Efficiency versus specific impulse (\(I_{\text {sp}}\)), for Xenon and Argon model

In conclusion, it can be stated that the Xenon-fed HPT performs better than the Argon one, and this is generally coherent with the theoretical considerations on electric thrusters, as shown also in [35].

Conclusion

In this work, a simple collisional radiative model has been presented for Argon and Xenon plasma discharges. The model includes bulk reactions, with a focus to the 1s and 2p excited states. The rate coefficients of the considered reactions have been exploited from cross sections, but when available, some analytical reaction rates have also been used. Moreover, a lumping procedure to reduce the number of reactions has been presented allowing the implementation into the fluid module of 3D-VIRTUS.

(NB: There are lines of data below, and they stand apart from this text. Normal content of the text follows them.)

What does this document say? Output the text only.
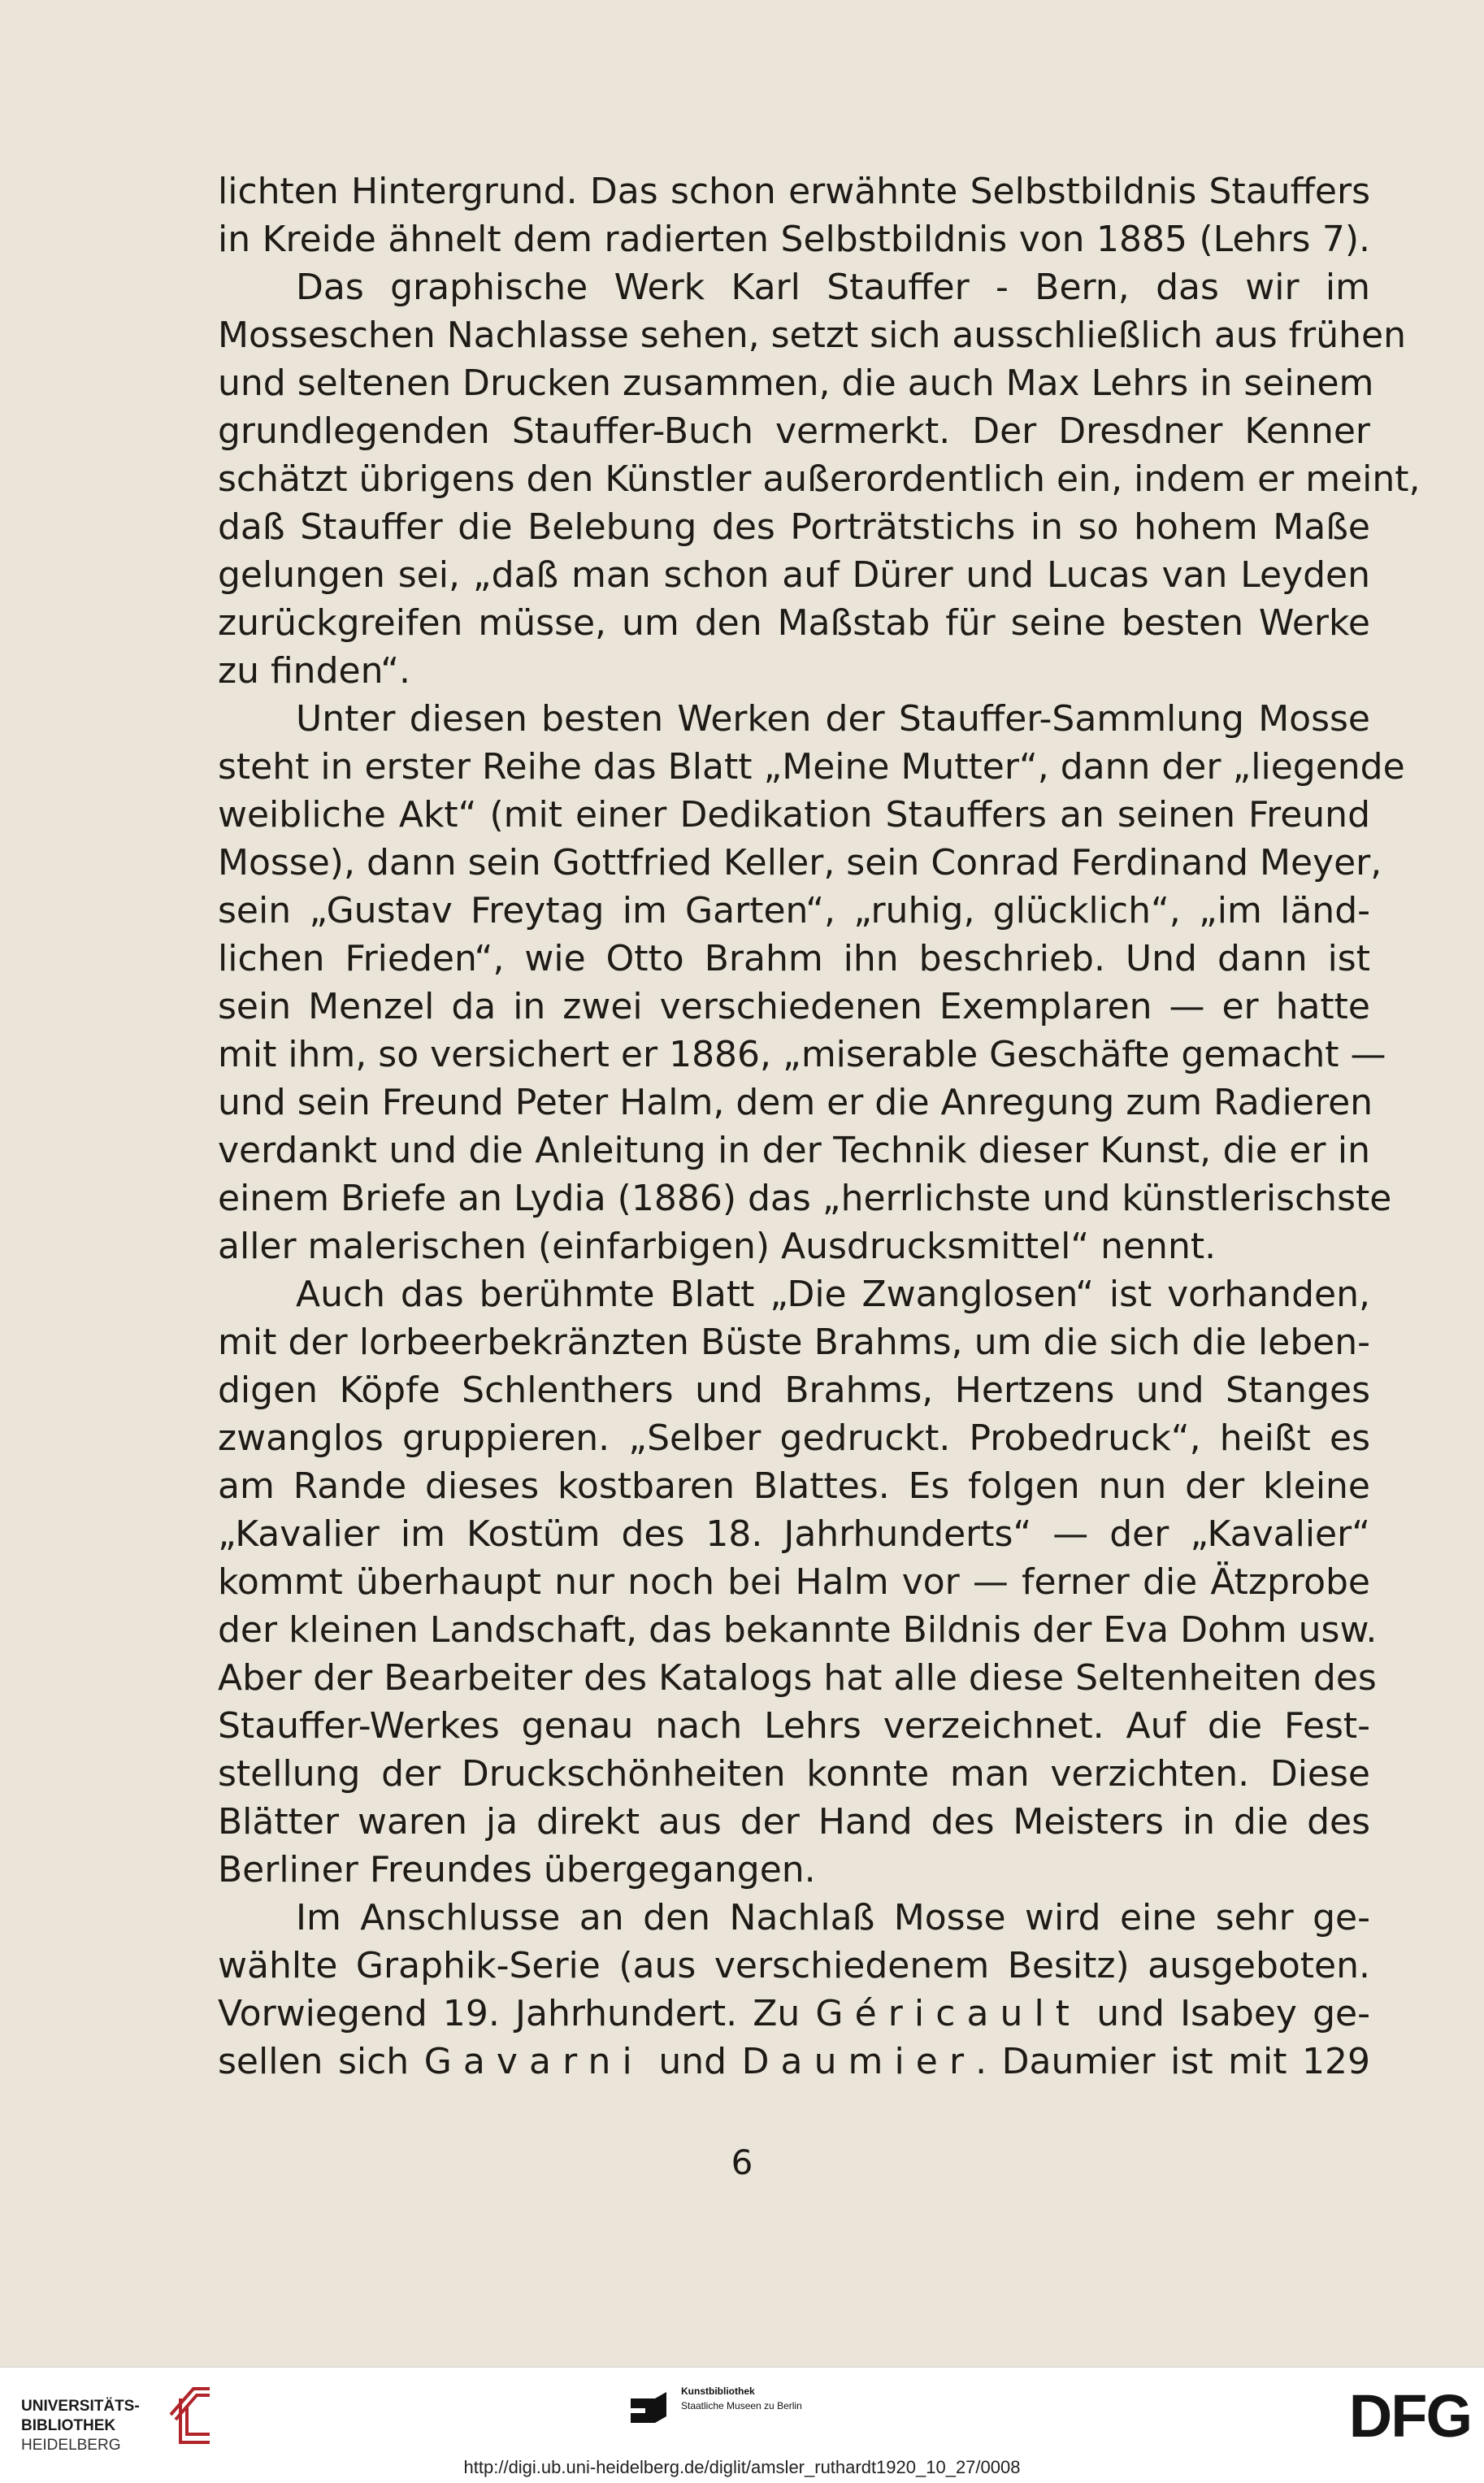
lichten Hintergrund. Das schon erwähnte Selbstbildnis Stauffers
in Kreide ähnelt dem radierten Selbstbildnis von 1885 (Lehrs 7).
Das graphische Werk Karl Stauffer - Bern, das wir im
Mosseschen Nachlasse sehen, setzt sich ausschließlich aus frühen
und seltenen Drucken zusammen, die auch Max Lehrs in seinem
grundlegenden Stauffer-Buch vermerkt. Der Dresdner Kenner
schätzt übrigens den Künstler außerordentlich ein, indem er meint,
daß Stauffer die Belebung des Porträtstichs in so hohem Maße
gelungen sei, „daß man schon auf Dürer und Lucas van Leyden
zurückgreifen müsse, um den Maßstab für seine besten Werke
zu finden“.
Unter diesen besten Werken der Stauffer-Sammlung Mosse
steht in erster Reihe das Blatt „Meine Mutter“, dann der „liegende
weibliche Akt“ (mit einer Dedikation Stauffers an seinen Freund
Mosse), dann sein Gottfried Keller, sein Conrad Ferdinand Meyer,
sein „Gustav Freytag im Garten“, „ruhig, glücklich“, „im länd-
lichen Frieden“, wie Otto Brahm ihn beschrieb. Und dann ist
sein Menzel da in zwei verschiedenen Exemplaren — er hatte
mit ihm, so versichert er 1886, „miserable Geschäfte gemacht —
und sein Freund Peter Halm, dem er die Anregung zum Radieren
verdankt und die Anleitung in der Technik dieser Kunst, die er in
einem Briefe an Lydia (1886) das „herrlichste und künstlerischste
aller malerischen (einfarbigen) Ausdrucksmittel“ nennt.
Auch das berühmte Blatt „Die Zwanglosen“ ist vorhanden,
mit der lorbeerbekränzten Büste Brahms, um die sich die leben-
digen Köpfe Schlenthers und Brahms, Hertzens und Stanges
zwanglos gruppieren. „Selber gedruckt. Probedruck“, heißt es
am Rande dieses kostbaren Blattes. Es folgen nun der kleine
„Kavalier im Kostüm des 18. Jahrhunderts“ — der „Kavalier“
kommt überhaupt nur noch bei Halm vor — ferner die Ätzprobe
der kleinen Landschaft, das bekannte Bildnis der Eva Dohm usw.
Aber der Bearbeiter des Katalogs hat alle diese Seltenheiten des
Stauffer-Werkes genau nach Lehrs verzeichnet. Auf die Fest-
stellung der Druckschönheiten konnte man verzichten. Diese
Blätter waren ja direkt aus der Hand des Meisters in die des
Berliner Freundes übergegangen.
Im Anschlusse an den Nachlaß Mosse wird eine sehr ge-
wählte Graphik-Serie (aus verschiedenem Besitz) ausgeboten.
Vorwiegend 19. Jahrhundert. Zu Géricault und Isabey ge-
sellen sich Gavarni und Daumier. Daumier ist mit 129
6
UNIVERSITÄTS-
BIBLIOTHEK
HEIDELBERG
Kunstbibliothek
Staatliche Museen zu Berlin	DFG
http://digi.ub.uni-heidelberg.de/diglit/amsler_ruthardt1920_10_27/0008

The first validation of the Argon model has shown good agreement with the experimental results of an ICP discharge. The second validation has been done implementing the model into 3D-VIRTUS, which has shown that the computed electron density falls within the band of uncertainty of the experimental measurements. A verification of the Xenon model has been done comparing the population’s density of excited states with the results of another CRM, but an accurate validation shall be performed in a future work. Finally, a predictive analysis of HPT performances for both Xenon and Argon was presented, showing reasonable results for both propellants. In a future investigation, a test campaign shall be performed on a HPT using a dedicated thrust stand to validate the obtained results. Further studies can take into consideration the implementation of excitation and de-excitation reactions among the higher excited states of the atom to extend the validity of the CRM in a wider range of applications.